Antes de dizer que Lula editará MP para tratar do tema, Stephanes deu a entender que o Decreto 6514, assinado pelo presidente da República em julho de 2008 e que tratou da obrigação de averbação das reservas legais não foi lido com propriedade pela Casa Civil. Afirmou isso ao mencionar que o próprio ministro do Meio Ambiente, Carlos Minc havia confessado não ter lido o decreto encaminhado ao presidente Lula.  Afirmou ainda, que mais de 90% da legislação ambiental brasileira não passou pelo Congresso Nacional, tendo sido monopólio de “ambientalistas autoritários”.

O ministro reconheceu que o estudo conduzido pelo ex-coordenador de Monitoramento da Embrapa, Evaristo Miranda, que concluiu que mais de 70% do território Brasileiro estavam impedidos para agropecuária pela legislação ambiental foi um estudo isolado de um único pesquisador e não é reconhecido como trabalho oficial da Embrapa para fins do debate sobre o Código Florestal. Até então, o estudo vinha sendo usado pelo ministro Stehpanes em debates e audiências que participou – inclusive no Congresso Nacional – como estudo da Embrapa e verdade absoluta a respeito das limitações territoriais para o agronegócio no país

Perguntou-se ao ministro se o governo Lula concorda com as propostas que estão sendo desenvolvidas por parlamentares ruralistas na Câmara dos Deputados para reduzir as Áreas de Preservação Permanente, enfraquecer o Zoneamento Ecológico-econômico, eliminar o papel do governo federal na regulamentação e fiscalização dos desmatamentos ilegais em todos os biomas e anistiar as infrações ambientais até 2007. Em sua resposta, o ministro tergiversou, afirmando não ter nenhuma responsabilidade sobre as propostas em curso no Congresso Nacional, mesmo sabendo que elas surgiram de parlamentares de seu partido (PMDB) que é base do governo, de seu estado (Paraná) e de sua base política, a bancada ruralista.
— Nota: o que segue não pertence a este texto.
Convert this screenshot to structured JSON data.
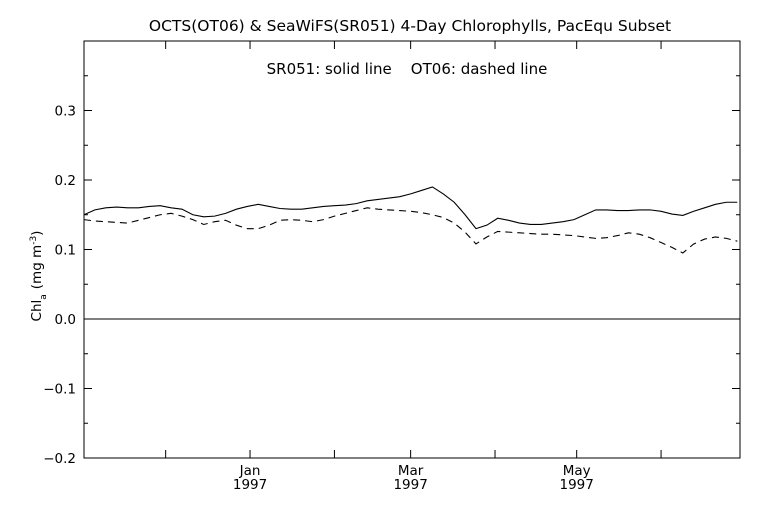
{
  "chart_data": {
    "type": "line",
    "title": "OCTS(OT06) & SeaWiFS(SR051) 4-Day Chlorophylls, PacEqu Subset",
    "legend_text": "SR051: solid line    OT06: dashed line",
    "legend_placement": "top-center",
    "ylabel_main": "Chl",
    "ylabel_sub": "a",
    "ylabel_units": "(mg m",
    "ylabel_units_sup": "-3",
    "ylabel_units_close": ")",
    "ylim": [
      -0.2,
      0.4
    ],
    "yticks": [
      {
        "value": -0.2,
        "label": "−0.2"
      },
      {
        "value": -0.1,
        "label": "−0.1"
      },
      {
        "value": 0.0,
        "label": "0.0"
      },
      {
        "value": 0.1,
        "label": "0.1"
      },
      {
        "value": 0.2,
        "label": "0.2"
      },
      {
        "value": 0.3,
        "label": "0.3"
      }
    ],
    "x_range": [
      "1996-11-01",
      "1997-06-30"
    ],
    "x_minor_ticks": [
      "1996-12-01",
      "1997-01-01",
      "1997-02-01",
      "1997-03-01",
      "1997-04-01",
      "1997-05-01",
      "1997-06-01"
    ],
    "x_labels": [
      {
        "date": "1997-01-01",
        "month": "Jan",
        "year": "1997"
      },
      {
        "date": "1997-03-01",
        "month": "Mar",
        "year": "1997"
      },
      {
        "date": "1997-05-01",
        "month": "May",
        "year": "1997"
      }
    ],
    "zero_line": true,
    "grid": false,
    "x": [
      "1996-11-01",
      "1996-11-05",
      "1996-11-09",
      "1996-11-13",
      "1996-11-17",
      "1996-11-21",
      "1996-11-25",
      "1996-11-29",
      "1996-12-03",
      "1996-12-07",
      "1996-12-11",
      "1996-12-15",
      "1996-12-19",
      "1996-12-23",
      "1996-12-27",
      "1996-12-31",
      "1997-01-04",
      "1997-01-08",
      "1997-01-12",
      "1997-01-16",
      "1997-01-20",
      "1997-01-24",
      "1997-01-28",
      "1997-02-01",
      "1997-02-05",
      "1997-02-09",
      "1997-02-13",
      "1997-02-17",
      "1997-02-21",
      "1997-02-25",
      "1997-03-01",
      "1997-03-05",
      "1997-03-09",
      "1997-03-13",
      "1997-03-17",
      "1997-03-21",
      "1997-03-25",
      "1997-03-29",
      "1997-04-02",
      "1997-04-06",
      "1997-04-10",
      "1997-04-14",
      "1997-04-18",
      "1997-04-22",
      "1997-04-26",
      "1997-04-30",
      "1997-05-04",
      "1997-05-08",
      "1997-05-12",
      "1997-05-16",
      "1997-05-20",
      "1997-05-24",
      "1997-05-28",
      "1997-06-01",
      "1997-06-05",
      "1997-06-09",
      "1997-06-13",
      "1997-06-17",
      "1997-06-21",
      "1997-06-25",
      "1997-06-29"
    ],
    "series": [
      {
        "style": "solid",
        "color": "#000000",
        "values": [
          0.15,
          0.157,
          0.16,
          0.161,
          0.16,
          0.16,
          0.162,
          0.163,
          0.16,
          0.158,
          0.15,
          0.147,
          0.148,
          0.152,
          0.158,
          0.162,
          0.165,
          0.162,
          0.159,
          0.158,
          0.158,
          0.16,
          0.162,
          0.163,
          0.164,
          0.166,
          0.17,
          0.172,
          0.174,
          0.176,
          0.18,
          0.185,
          0.19,
          0.18,
          0.168,
          0.15,
          0.13,
          0.135,
          0.145,
          0.142,
          0.138,
          0.136,
          0.136,
          0.138,
          0.14,
          0.143,
          0.15,
          0.157,
          0.157,
          0.156,
          0.156,
          0.157,
          0.157,
          0.155,
          0.151,
          0.149,
          0.155,
          0.16,
          0.165,
          0.168,
          0.168
        ]
      },
      {
        "style": "dashed",
        "color": "#000000",
        "values": [
          0.143,
          0.141,
          0.14,
          0.139,
          0.138,
          0.142,
          0.146,
          0.15,
          0.152,
          0.148,
          0.143,
          0.136,
          0.14,
          0.142,
          0.135,
          0.13,
          0.13,
          0.135,
          0.142,
          0.143,
          0.142,
          0.14,
          0.143,
          0.148,
          0.152,
          0.156,
          0.16,
          0.158,
          0.157,
          0.156,
          0.155,
          0.153,
          0.15,
          0.146,
          0.138,
          0.125,
          0.108,
          0.118,
          0.126,
          0.125,
          0.124,
          0.123,
          0.122,
          0.122,
          0.121,
          0.12,
          0.118,
          0.116,
          0.117,
          0.12,
          0.124,
          0.122,
          0.117,
          0.11,
          0.103,
          0.095,
          0.108,
          0.115,
          0.118,
          0.116,
          0.112
        ]
      }
    ]
  }
}
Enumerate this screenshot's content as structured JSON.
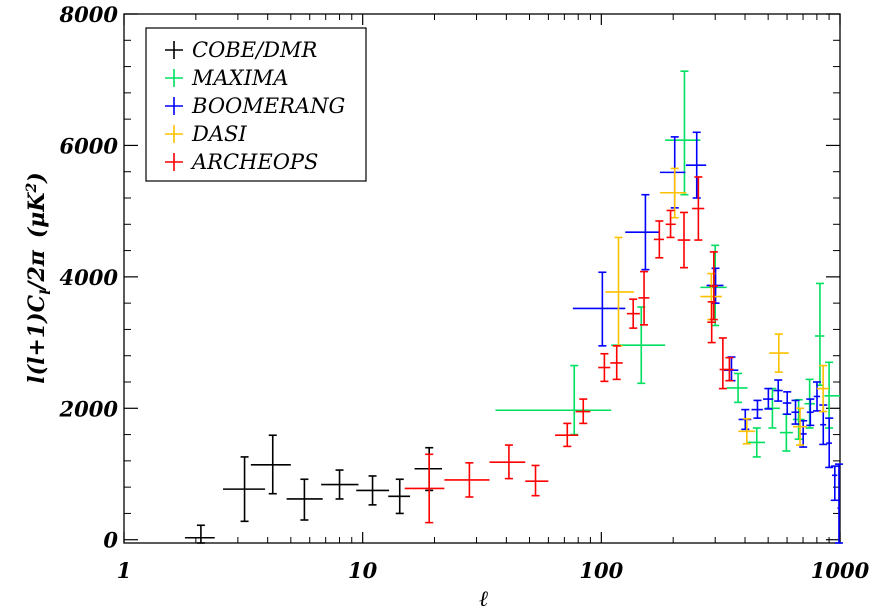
{
  "chart_data": {
    "type": "scatter",
    "title": "",
    "xlabel": "ℓ",
    "ylabel": "l(l+1)C_l/2π (μK²)",
    "ylabel_parts": {
      "main": "l(l+1)C",
      "sub": "l",
      "mid": "/2π",
      "unit_open": "(μK",
      "unit_sup": "2",
      "unit_close": ")"
    },
    "x_scale": "log",
    "xlim": [
      1,
      1000
    ],
    "ylim": [
      -50,
      8000
    ],
    "x_ticks": [
      1,
      10,
      100,
      1000
    ],
    "x_tick_labels": [
      "1",
      "10",
      "100",
      "1000"
    ],
    "y_ticks": [
      0,
      2000,
      4000,
      6000,
      8000
    ],
    "y_tick_labels": [
      "0",
      "2000",
      "4000",
      "6000",
      "8000"
    ],
    "grid": false,
    "legend_position": "top-left",
    "series": [
      {
        "name": "COBE/DMR",
        "color": "#000000",
        "points": [
          {
            "x": 2.1,
            "xlo": 1.8,
            "xhi": 2.4,
            "y": 30,
            "ylo": -50,
            "yhi": 220
          },
          {
            "x": 3.2,
            "xlo": 2.6,
            "xhi": 3.9,
            "y": 770,
            "ylo": 280,
            "yhi": 1260
          },
          {
            "x": 4.2,
            "xlo": 3.4,
            "xhi": 5.0,
            "y": 1140,
            "ylo": 700,
            "yhi": 1590
          },
          {
            "x": 5.7,
            "xlo": 4.8,
            "xhi": 6.8,
            "y": 620,
            "ylo": 300,
            "yhi": 920
          },
          {
            "x": 8.0,
            "xlo": 6.7,
            "xhi": 9.6,
            "y": 840,
            "ylo": 620,
            "yhi": 1060
          },
          {
            "x": 11.0,
            "xlo": 9.4,
            "xhi": 12.9,
            "y": 750,
            "ylo": 530,
            "yhi": 970
          },
          {
            "x": 14.3,
            "xlo": 12.8,
            "xhi": 15.8,
            "y": 660,
            "ylo": 400,
            "yhi": 920
          },
          {
            "x": 19.0,
            "xlo": 16.5,
            "xhi": 21.5,
            "y": 1080,
            "ylo": 750,
            "yhi": 1400
          }
        ]
      },
      {
        "name": "MAXIMA",
        "color": "#00e060",
        "points": [
          {
            "x": 77,
            "xlo": 36,
            "xhi": 110,
            "y": 1970,
            "ylo": 1600,
            "yhi": 2650
          },
          {
            "x": 147,
            "xlo": 110,
            "xhi": 185,
            "y": 2960,
            "ylo": 2380,
            "yhi": 3540
          },
          {
            "x": 223,
            "xlo": 185,
            "xhi": 260,
            "y": 6080,
            "ylo": 5250,
            "yhi": 7130
          },
          {
            "x": 300,
            "xlo": 260,
            "xhi": 335,
            "y": 3840,
            "ylo": 3260,
            "yhi": 4480
          },
          {
            "x": 374,
            "xlo": 335,
            "xhi": 410,
            "y": 2310,
            "ylo": 2090,
            "yhi": 2530
          },
          {
            "x": 448,
            "xlo": 410,
            "xhi": 485,
            "y": 1480,
            "ylo": 1260,
            "yhi": 1700
          },
          {
            "x": 521,
            "xlo": 485,
            "xhi": 560,
            "y": 2000,
            "ylo": 1700,
            "yhi": 2300
          },
          {
            "x": 596,
            "xlo": 560,
            "xhi": 635,
            "y": 1630,
            "ylo": 1350,
            "yhi": 1910
          },
          {
            "x": 671,
            "xlo": 635,
            "xhi": 710,
            "y": 1830,
            "ylo": 1530,
            "yhi": 2130
          },
          {
            "x": 746,
            "xlo": 710,
            "xhi": 785,
            "y": 2070,
            "ylo": 1700,
            "yhi": 2440
          },
          {
            "x": 824,
            "xlo": 785,
            "xhi": 860,
            "y": 3100,
            "ylo": 2350,
            "yhi": 3900
          },
          {
            "x": 900,
            "xlo": 860,
            "xhi": 1000,
            "y": 2190,
            "ylo": 1700,
            "yhi": 2700
          }
        ]
      },
      {
        "name": "BOOMERANG",
        "color": "#0000ff",
        "points": [
          {
            "x": 101,
            "xlo": 76,
            "xhi": 126,
            "y": 3520,
            "ylo": 2950,
            "yhi": 4070
          },
          {
            "x": 153,
            "xlo": 126,
            "xhi": 175,
            "y": 4680,
            "ylo": 4110,
            "yhi": 5250
          },
          {
            "x": 203,
            "xlo": 176,
            "xhi": 225,
            "y": 5590,
            "ylo": 5050,
            "yhi": 6130
          },
          {
            "x": 251,
            "xlo": 226,
            "xhi": 275,
            "y": 5700,
            "ylo": 5200,
            "yhi": 6200
          },
          {
            "x": 301,
            "xlo": 276,
            "xhi": 325,
            "y": 3870,
            "ylo": 3600,
            "yhi": 4130
          },
          {
            "x": 351,
            "xlo": 326,
            "xhi": 375,
            "y": 2580,
            "ylo": 2420,
            "yhi": 2780
          },
          {
            "x": 401,
            "xlo": 376,
            "xhi": 425,
            "y": 1830,
            "ylo": 1680,
            "yhi": 1980
          },
          {
            "x": 451,
            "xlo": 426,
            "xhi": 475,
            "y": 1980,
            "ylo": 1850,
            "yhi": 2120
          },
          {
            "x": 501,
            "xlo": 476,
            "xhi": 525,
            "y": 2140,
            "ylo": 1990,
            "yhi": 2300
          },
          {
            "x": 551,
            "xlo": 526,
            "xhi": 575,
            "y": 2270,
            "ylo": 2110,
            "yhi": 2430
          },
          {
            "x": 601,
            "xlo": 576,
            "xhi": 625,
            "y": 2080,
            "ylo": 1910,
            "yhi": 2250
          },
          {
            "x": 651,
            "xlo": 626,
            "xhi": 675,
            "y": 1940,
            "ylo": 1760,
            "yhi": 2120
          },
          {
            "x": 701,
            "xlo": 676,
            "xhi": 725,
            "y": 1610,
            "ylo": 1410,
            "yhi": 1810
          },
          {
            "x": 751,
            "xlo": 726,
            "xhi": 775,
            "y": 1940,
            "ylo": 1740,
            "yhi": 2140
          },
          {
            "x": 801,
            "xlo": 776,
            "xhi": 825,
            "y": 2180,
            "ylo": 1960,
            "yhi": 2400
          },
          {
            "x": 851,
            "xlo": 826,
            "xhi": 875,
            "y": 1750,
            "ylo": 1450,
            "yhi": 2050
          },
          {
            "x": 901,
            "xlo": 876,
            "xhi": 925,
            "y": 1470,
            "ylo": 1100,
            "yhi": 1850
          },
          {
            "x": 951,
            "xlo": 926,
            "xhi": 975,
            "y": 980,
            "ylo": 600,
            "yhi": 1120
          },
          {
            "x": 990,
            "xlo": 976,
            "xhi": 1000,
            "y": 480,
            "ylo": -50,
            "yhi": 1150
          }
        ]
      },
      {
        "name": "DASI",
        "color": "#ffc000",
        "points": [
          {
            "x": 118,
            "xlo": 104,
            "xhi": 137,
            "y": 3770,
            "ylo": 2950,
            "yhi": 4600
          },
          {
            "x": 203,
            "xlo": 176,
            "xhi": 227,
            "y": 5280,
            "ylo": 4900,
            "yhi": 5650
          },
          {
            "x": 289,
            "xlo": 260,
            "xhi": 320,
            "y": 3700,
            "ylo": 3350,
            "yhi": 4050
          },
          {
            "x": 407,
            "xlo": 375,
            "xhi": 440,
            "y": 1650,
            "ylo": 1460,
            "yhi": 1840
          },
          {
            "x": 554,
            "xlo": 505,
            "xhi": 610,
            "y": 2840,
            "ylo": 2550,
            "yhi": 3130
          },
          {
            "x": 680,
            "xlo": 635,
            "xhi": 725,
            "y": 1720,
            "ylo": 1440,
            "yhi": 2000
          },
          {
            "x": 850,
            "xlo": 800,
            "xhi": 900,
            "y": 2300,
            "ylo": 1950,
            "yhi": 2650
          }
        ]
      },
      {
        "name": "ARCHEOPS",
        "color": "#ff0000",
        "points": [
          {
            "x": 19,
            "xlo": 15,
            "xhi": 22,
            "y": 780,
            "ylo": 260,
            "yhi": 1300
          },
          {
            "x": 28,
            "xlo": 22,
            "xhi": 34,
            "y": 910,
            "ylo": 650,
            "yhi": 1170
          },
          {
            "x": 41,
            "xlo": 34,
            "xhi": 48,
            "y": 1180,
            "ylo": 930,
            "yhi": 1440
          },
          {
            "x": 53,
            "xlo": 48,
            "xhi": 60,
            "y": 890,
            "ylo": 670,
            "yhi": 1130
          },
          {
            "x": 72,
            "xlo": 64,
            "xhi": 80,
            "y": 1590,
            "ylo": 1420,
            "yhi": 1770
          },
          {
            "x": 84,
            "xlo": 78,
            "xhi": 90,
            "y": 1950,
            "ylo": 1770,
            "yhi": 2140
          },
          {
            "x": 103,
            "xlo": 97,
            "xhi": 109,
            "y": 2620,
            "ylo": 2410,
            "yhi": 2830
          },
          {
            "x": 116,
            "xlo": 109,
            "xhi": 123,
            "y": 2690,
            "ylo": 2440,
            "yhi": 2950
          },
          {
            "x": 136,
            "xlo": 128,
            "xhi": 145,
            "y": 3440,
            "ylo": 3220,
            "yhi": 3660
          },
          {
            "x": 151,
            "xlo": 143,
            "xhi": 159,
            "y": 3680,
            "ylo": 3270,
            "yhi": 4080
          },
          {
            "x": 175,
            "xlo": 166,
            "xhi": 183,
            "y": 4570,
            "ylo": 4290,
            "yhi": 4850
          },
          {
            "x": 195,
            "xlo": 186,
            "xhi": 205,
            "y": 4800,
            "ylo": 4600,
            "yhi": 5010
          },
          {
            "x": 222,
            "xlo": 209,
            "xhi": 236,
            "y": 4560,
            "ylo": 4140,
            "yhi": 4980
          },
          {
            "x": 255,
            "xlo": 240,
            "xhi": 270,
            "y": 5040,
            "ylo": 4560,
            "yhi": 5520
          },
          {
            "x": 290,
            "xlo": 278,
            "xhi": 302,
            "y": 3310,
            "ylo": 3000,
            "yhi": 3620
          },
          {
            "x": 344,
            "xlo": 330,
            "xhi": 358,
            "y": 2590,
            "ylo": 2420,
            "yhi": 2770
          },
          {
            "x": 296,
            "xlo": 284,
            "xhi": 308,
            "y": 3860,
            "ylo": 3350,
            "yhi": 4380
          },
          {
            "x": 323,
            "xlo": 313,
            "xhi": 334,
            "y": 2590,
            "ylo": 2300,
            "yhi": 3070
          }
        ]
      }
    ]
  }
}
O coordenador de Políticas Públicas do IPAM, André Lima reforçou que mais que celeiro do planeta, o Brasil é uma realidade socioambiental e como tal precisa ser tratado pelo governo federal e pelo Congresso Nacional. Que, ainda que mereça ajustes, a essência do Código deve ser mantida.  Lembrou ao ministro que, ao contrário da sua afirmação, muitas leis ambientais importantes para o país foram aprovadas pelo Congresso Nacional nos últimos anos, citando a Lei de Crimes Ambientais, a Lei da Mata Atlântica, a Lei de Gestão de Florestas Públicas, a Lei de Recursos Hídricos, a Lei do Sistema Nacional de Unidades de Conservação e a Lei da Política Nacional de Meio Ambiente.

Para André Lima, se o governo federal é capaz de assinar decreto sem estar seguro do que assina e afirma não ter nenhuma responsabilidade pelo que é apresentado por sua base de sustentação no Congresso Nacional será de uma responsabilidade histórica o envio de Medida Provisória para o Congresso Nacional, principalmente em ano eleitoral, pois será a rifa barata de uma das principais leis ambientais brasileiras: o Código Florestal.